At the lack of response from either agent, Gervase said, “McEnroe is twenty-two. Rebecca is seventeen. So yes, there is always going to be trouble in that kind of situation.”
They passed a stand of battered mailboxes and turned down another dirt road. The tattered green canopy of trees created the illusion it was much later than it was, that the afternoon was growing darker and chillier as shadows lengthened, reached out. The light had a tired, watery look to it.
Jason became aware Kennedy was watching him in the side mirror. The sunglasses made it hard to be sure, but he could feel that steady regard, even if he couldn’t see it.
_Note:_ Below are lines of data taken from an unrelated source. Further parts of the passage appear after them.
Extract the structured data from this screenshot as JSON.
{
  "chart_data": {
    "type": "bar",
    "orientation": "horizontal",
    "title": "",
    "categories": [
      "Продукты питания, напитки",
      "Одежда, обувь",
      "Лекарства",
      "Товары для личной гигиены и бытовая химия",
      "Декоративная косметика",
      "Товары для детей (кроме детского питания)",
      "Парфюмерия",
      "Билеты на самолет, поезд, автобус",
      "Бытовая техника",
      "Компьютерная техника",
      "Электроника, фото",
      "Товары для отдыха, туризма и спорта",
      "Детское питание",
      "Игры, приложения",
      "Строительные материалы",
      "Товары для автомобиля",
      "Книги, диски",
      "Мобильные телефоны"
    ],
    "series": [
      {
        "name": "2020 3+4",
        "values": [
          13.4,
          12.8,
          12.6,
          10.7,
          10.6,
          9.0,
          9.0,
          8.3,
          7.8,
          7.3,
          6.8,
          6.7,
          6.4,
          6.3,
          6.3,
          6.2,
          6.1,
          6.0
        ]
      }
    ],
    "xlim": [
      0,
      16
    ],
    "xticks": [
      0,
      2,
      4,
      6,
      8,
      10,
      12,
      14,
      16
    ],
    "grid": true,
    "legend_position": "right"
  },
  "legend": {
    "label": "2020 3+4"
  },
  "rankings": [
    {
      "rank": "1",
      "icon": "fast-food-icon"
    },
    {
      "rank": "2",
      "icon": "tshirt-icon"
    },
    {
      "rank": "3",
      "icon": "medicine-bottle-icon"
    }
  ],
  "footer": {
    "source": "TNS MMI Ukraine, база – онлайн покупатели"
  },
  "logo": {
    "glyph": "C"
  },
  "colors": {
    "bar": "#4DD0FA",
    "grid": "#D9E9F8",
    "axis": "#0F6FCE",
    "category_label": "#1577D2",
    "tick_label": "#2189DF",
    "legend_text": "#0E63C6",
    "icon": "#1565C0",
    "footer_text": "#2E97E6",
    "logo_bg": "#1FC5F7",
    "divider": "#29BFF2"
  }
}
He was newly, uncomfortably aware of how he must have come across earlier. Brash. Cocky. Contentious. Partly he had been reacting to Kennedy’s not even pretending to consult with him. Partly…he had been irritated with himself for not having the gumption to refuse Manning’s request. You didn’t earn promotions by refusing favors to head honchos—however ill-thought-out those requests might be. His irritation, impatience with the situation, had been acerbated by Kennedy’s obvious displeasure at being partnered with him. But why wouldn’t Kennedy be displeased at being saddled with what amounted to a handler?
A handler with a fraction of his experience with violent crime.
Jason winced inwardly. He didn’t like thinking he had been playing the role of company stooge. That was not who he was. Though very likely that was what SAC Manning was looking for from him. And it was probably how he appeared to Kennedy.
Well, you only had one chance to make a first impression and…no. So moving forward, he would try not to be such a prick. And maybe Kennedy, who was almost certainly a congenital prick, would stop treating him like the enemy. It would make the job easier for both of them—and allow them to better serve the people they were there to help.
The road jogged to the left, and they pulled through a gate that looked more like a car had busted a wide hole in the sagging fence. The dwelling was a single-story ranch style painted a dusty red. The doors and shutters were an equally faded blue.
The chief parked next to a white pickup truck, and they climbed out.
It was the kind of place where you expected to be greeted by a barking dog, but there was no dog. No sign of any life. Jason felt an uneasy prickle between his shoulder blades.